Spesies Endemik: Banyak spesies endemik dapat ditemukan di wilayah Wallacea, seperti anoa, babi rusa, dan berbagai jenis burung.
Pengaruh Geologi: Pembentukan garis ini dipengaruhi oleh sejarah geologi, termasuk pergerakan lempeng tektonik dan perubahan iklim yang terjadi selama jutaan tahun.
Garis Weber
Garis Weber, yang dinamai setelah ahli biogeografi Jerman Max Weber, terletak lebih jauh ke timur dibandingkan Garis Wallacea.

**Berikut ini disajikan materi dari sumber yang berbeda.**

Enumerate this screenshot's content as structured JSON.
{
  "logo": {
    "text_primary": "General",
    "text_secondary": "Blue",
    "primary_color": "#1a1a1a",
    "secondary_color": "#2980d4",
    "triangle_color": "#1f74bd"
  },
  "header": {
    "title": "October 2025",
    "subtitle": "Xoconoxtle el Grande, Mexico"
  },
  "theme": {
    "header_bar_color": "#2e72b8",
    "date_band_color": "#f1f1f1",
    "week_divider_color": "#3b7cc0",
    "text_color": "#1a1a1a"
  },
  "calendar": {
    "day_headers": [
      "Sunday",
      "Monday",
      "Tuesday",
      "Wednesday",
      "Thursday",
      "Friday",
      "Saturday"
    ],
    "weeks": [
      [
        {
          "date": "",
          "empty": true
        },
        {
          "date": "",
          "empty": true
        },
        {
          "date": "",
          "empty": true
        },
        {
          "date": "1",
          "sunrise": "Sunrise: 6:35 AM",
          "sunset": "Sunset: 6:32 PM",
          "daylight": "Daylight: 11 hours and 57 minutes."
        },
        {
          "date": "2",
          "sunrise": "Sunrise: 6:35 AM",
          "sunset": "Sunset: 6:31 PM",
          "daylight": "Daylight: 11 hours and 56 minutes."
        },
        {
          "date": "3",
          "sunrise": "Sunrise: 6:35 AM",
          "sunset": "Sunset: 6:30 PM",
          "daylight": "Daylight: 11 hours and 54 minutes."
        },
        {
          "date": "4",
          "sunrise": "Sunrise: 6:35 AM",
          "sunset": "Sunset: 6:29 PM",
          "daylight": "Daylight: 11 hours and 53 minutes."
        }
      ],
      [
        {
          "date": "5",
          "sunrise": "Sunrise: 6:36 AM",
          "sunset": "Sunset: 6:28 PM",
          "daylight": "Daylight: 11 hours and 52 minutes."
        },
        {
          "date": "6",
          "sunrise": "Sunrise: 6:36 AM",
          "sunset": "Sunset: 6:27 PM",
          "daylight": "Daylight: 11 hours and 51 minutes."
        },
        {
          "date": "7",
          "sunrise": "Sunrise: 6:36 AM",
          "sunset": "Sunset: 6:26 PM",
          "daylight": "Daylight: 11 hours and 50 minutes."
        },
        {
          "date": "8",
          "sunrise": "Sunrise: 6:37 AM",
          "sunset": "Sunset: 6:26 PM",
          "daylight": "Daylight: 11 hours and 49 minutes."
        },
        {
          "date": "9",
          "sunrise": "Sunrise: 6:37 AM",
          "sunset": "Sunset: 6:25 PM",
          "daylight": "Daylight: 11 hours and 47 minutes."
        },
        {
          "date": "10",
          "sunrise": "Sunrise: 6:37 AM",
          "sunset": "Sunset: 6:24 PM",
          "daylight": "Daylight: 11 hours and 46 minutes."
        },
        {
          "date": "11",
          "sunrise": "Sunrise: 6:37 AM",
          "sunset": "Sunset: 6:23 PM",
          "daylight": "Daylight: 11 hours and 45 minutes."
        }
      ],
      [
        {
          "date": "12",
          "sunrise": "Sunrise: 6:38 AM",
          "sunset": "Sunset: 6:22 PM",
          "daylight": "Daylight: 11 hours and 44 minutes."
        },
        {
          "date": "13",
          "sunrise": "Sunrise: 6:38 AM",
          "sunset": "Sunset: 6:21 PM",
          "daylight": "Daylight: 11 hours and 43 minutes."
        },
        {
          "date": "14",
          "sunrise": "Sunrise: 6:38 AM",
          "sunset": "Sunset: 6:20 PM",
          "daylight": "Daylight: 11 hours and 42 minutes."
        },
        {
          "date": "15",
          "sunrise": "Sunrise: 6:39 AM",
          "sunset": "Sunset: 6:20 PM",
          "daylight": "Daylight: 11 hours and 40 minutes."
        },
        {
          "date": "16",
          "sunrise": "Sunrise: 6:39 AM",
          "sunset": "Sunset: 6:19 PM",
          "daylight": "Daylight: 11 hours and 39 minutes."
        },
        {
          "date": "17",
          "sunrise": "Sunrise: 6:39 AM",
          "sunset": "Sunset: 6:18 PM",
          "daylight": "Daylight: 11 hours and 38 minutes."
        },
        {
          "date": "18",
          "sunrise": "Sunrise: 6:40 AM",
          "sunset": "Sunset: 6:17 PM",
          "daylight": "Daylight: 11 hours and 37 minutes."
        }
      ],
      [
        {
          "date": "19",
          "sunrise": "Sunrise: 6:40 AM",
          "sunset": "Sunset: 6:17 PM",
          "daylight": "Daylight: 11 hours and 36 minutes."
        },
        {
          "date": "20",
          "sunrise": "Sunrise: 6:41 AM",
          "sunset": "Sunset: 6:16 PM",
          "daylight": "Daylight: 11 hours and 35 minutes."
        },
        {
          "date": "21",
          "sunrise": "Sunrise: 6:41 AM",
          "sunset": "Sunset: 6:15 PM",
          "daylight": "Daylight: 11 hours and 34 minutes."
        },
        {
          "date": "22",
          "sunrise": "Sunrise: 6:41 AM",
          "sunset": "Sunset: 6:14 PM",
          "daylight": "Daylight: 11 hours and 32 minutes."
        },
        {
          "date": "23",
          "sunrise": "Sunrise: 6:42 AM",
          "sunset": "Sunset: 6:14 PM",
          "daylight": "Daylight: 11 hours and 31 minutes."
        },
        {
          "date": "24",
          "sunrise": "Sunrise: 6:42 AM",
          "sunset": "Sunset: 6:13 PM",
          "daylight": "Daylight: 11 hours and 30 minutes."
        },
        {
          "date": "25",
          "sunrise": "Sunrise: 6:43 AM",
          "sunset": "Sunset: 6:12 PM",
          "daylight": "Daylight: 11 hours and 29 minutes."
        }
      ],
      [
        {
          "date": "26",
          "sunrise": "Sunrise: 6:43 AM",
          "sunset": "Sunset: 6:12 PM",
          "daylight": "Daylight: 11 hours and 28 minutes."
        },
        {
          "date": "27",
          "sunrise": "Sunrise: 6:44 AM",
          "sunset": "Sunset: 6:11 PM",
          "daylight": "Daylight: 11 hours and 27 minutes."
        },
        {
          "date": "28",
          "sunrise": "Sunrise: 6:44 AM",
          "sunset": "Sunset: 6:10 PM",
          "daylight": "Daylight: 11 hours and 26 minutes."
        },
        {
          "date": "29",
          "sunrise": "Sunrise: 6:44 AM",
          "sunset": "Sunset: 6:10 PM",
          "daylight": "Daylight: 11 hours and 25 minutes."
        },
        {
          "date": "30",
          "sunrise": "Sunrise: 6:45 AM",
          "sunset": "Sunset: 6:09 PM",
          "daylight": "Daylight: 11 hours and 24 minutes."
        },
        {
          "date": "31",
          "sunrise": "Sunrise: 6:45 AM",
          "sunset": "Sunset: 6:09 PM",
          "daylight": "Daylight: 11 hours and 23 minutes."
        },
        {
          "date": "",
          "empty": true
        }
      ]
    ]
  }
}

Garis ini biasanya dianggap sebagai batas yang memisahkan fauna di pulau-pulau besar seperti Kalimantan, Sumatra, dan Jawa dari fauna yang ada di Papua dan pulau-pulau sekitarnya.
Ciri-ciri Garis Weber
Perbedaan Fauna: Sebagaimana Garis Wallacea, Garis Weber juga menunjukkan perbedaan yang signifikan dalam fauna. Di sebelah barat garis ini, banyak spesies mamalia yang besar, sedangkan di sebelah timur, spesies yang lebih kecil dan unik mendominasi.
Biodiversitas Tinggi: Wilayah di sekitar Garis Weber, terutama Papua, dikenal dengan keanekaragaman hayatinya yang sangat tinggi, termasuk banyak spesies burung dan marsupial.
Pengaruh Lingkungan: Garis Weber menunjukkan bagaimana faktor lingkungan seperti cuaca, ekosistem, dan habitat dapat mempengaruhi distribusi spesies.
Garis Wallacea dan Garis Weber adalah dua batas biogeografis yang penting dalam studi keanekaragaman hayati Indonesia. Memahami garis-garis ini membantu ilmuwan dan peneliti dalam melestarikan spesies dan ekosistem yang unik di wilayah ini. Dengan terus mengkaji dan melindungi area-area ini, kita dapat memastikan bahwa keanekaragaman hayati Indonesia tetap terjaga untuk generasi mendatang.